It should also be clear to you that eating a lot of meat in the past didn’t cause us to go extinct as a result of cancer or cardiovascular disease.  If eating high levels of animal proteins got us to evolve into what we are today, why can’t we continue eating the same way?

Importantly, we have the wrong digestive enzymes and systems for lots of plant-eating. Furthermore, plants are insufficient in nutrients and vitamins and are full of antinutrients that block what little nutrients they have. Most of the plants during the Pleistocene were not edible. Most plants we eat today did not exist to the Pleistocene human! Modern plants were not part of our evolution.

Image created by Angela A Stanton© using AI

Because most plants didn’t exist during human evolution, we are not adapted to eating them nearly as much as we are adapted to eating animal products. Nevertheless, it is true that both animal and plant-based foods contain proteins. Let’s dive into the subject of proteins, and the differences between the animal and plant-based versions.

What Exactly is Protein?

Protein is a complex organic molecule made of long chains of amino acids, which are essential for various biological functions in the body.

An amino acid is a small molecule that contains a carbon atom attached to four “things”:

1. An amino group (–NH₂)
2. A carboxyl group (–COOH)
3. A hydrogen atom (-H)
4. A side chain (R group) that makes each amino acid unique

When amino acid molecules link together in a specific sequence, they form proteins, which the body uses to build and repair tissues, make enzymes and hormones, and perform countless other vital functions. There are between 80,000-400,000 different types of proteins made by our body—this varying number is the result of human variations in age, gender, activity, environment, health, and disease.
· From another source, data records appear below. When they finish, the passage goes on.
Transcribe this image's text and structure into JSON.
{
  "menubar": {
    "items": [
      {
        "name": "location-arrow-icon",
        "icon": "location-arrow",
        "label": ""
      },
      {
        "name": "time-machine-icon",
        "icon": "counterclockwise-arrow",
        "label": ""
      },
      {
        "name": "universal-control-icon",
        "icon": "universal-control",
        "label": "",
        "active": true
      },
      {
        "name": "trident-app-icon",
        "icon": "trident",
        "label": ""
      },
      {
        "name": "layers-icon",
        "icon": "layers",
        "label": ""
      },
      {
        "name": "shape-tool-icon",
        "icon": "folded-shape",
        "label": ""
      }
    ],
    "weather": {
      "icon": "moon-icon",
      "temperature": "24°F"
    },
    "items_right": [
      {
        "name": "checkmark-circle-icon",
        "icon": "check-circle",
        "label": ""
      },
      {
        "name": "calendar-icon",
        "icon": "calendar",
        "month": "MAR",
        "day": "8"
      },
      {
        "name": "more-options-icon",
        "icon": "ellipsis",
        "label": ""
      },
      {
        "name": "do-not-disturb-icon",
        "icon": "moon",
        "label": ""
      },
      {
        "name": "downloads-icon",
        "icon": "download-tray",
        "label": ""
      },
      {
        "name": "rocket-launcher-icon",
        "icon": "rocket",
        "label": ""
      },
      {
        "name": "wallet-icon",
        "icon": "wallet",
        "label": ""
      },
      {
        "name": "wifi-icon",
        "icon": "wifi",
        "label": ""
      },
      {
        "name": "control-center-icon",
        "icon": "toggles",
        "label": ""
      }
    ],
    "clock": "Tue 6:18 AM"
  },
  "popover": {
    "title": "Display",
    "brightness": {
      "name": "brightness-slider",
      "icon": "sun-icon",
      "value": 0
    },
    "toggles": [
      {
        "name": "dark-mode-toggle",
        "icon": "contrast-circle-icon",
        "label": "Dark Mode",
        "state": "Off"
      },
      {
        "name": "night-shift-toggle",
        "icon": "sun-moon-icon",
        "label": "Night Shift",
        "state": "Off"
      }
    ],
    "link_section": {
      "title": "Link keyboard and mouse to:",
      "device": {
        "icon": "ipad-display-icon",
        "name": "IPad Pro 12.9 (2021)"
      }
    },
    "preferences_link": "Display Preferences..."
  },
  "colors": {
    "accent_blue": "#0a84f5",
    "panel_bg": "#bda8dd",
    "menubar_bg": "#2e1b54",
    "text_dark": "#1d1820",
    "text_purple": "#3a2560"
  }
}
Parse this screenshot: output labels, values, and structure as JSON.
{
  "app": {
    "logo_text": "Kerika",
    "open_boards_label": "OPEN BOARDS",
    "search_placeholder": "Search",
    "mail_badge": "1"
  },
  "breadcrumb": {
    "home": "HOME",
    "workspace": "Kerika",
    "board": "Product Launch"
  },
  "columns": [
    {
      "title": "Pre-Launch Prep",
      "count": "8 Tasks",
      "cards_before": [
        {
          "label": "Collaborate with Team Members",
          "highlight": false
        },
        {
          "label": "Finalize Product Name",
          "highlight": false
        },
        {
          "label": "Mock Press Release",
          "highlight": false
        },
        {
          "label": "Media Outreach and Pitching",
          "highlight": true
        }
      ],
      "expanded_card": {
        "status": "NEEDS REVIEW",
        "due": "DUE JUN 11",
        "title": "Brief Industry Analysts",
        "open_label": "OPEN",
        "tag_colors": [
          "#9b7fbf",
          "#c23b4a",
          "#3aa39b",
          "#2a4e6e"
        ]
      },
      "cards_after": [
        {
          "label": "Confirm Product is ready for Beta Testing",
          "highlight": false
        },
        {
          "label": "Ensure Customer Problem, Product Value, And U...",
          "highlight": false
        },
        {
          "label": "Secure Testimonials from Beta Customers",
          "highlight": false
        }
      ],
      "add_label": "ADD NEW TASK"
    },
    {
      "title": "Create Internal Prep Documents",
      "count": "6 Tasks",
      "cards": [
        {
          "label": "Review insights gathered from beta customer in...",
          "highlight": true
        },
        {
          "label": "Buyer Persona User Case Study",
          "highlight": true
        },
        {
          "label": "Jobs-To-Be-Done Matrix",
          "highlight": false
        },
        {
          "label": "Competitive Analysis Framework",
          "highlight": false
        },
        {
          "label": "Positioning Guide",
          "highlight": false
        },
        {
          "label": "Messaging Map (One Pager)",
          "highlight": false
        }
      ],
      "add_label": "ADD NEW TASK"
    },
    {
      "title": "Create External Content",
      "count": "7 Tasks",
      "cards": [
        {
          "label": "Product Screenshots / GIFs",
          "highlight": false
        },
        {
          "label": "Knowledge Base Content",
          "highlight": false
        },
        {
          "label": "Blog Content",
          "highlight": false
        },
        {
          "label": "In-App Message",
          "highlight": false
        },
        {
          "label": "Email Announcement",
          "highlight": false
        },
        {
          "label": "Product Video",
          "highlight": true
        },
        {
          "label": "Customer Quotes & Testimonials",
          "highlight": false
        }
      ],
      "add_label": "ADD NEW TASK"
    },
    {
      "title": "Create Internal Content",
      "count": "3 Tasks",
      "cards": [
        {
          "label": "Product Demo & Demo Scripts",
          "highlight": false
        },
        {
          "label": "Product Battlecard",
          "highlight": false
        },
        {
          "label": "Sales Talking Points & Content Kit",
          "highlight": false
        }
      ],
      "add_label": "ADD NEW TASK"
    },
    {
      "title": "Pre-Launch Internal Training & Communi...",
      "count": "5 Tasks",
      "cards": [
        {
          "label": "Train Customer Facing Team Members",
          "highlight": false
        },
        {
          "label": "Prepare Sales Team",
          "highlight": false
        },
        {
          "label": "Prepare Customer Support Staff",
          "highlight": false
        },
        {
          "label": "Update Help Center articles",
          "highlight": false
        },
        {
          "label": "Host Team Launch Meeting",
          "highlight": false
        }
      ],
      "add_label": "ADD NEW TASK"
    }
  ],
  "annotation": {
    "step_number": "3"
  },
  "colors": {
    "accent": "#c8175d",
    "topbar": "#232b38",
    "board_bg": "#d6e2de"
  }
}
Whatever you eat, be it an animal or plant, there are proteins in that food. Each type of these proteins is  always made from the same amino acids. In other words, an amino acid in a human body is the same amino acid in a cow, snake, apple, broccoli, bacteria, and flower. Amino acids are preserved across life forms on Earth. There are 20 amino acids and they are the building blocks of all life on this planet. And these amino acids are so preserved between and across species, that if you obtain an amino acid, say glycine, by eating an oyster, not only is it used as glycine in your body as well but you can use this glycine the same way as glycine from eating any other animal or plant meal or if your body created its own glycine. It makes no difference where you get the amino acids from.

Some of the amino acids your body can generate from scratch but not all. Later I will discuss which amino acids must be consumed (essential) and which need not be (nonessential) because your body can create them from scratch.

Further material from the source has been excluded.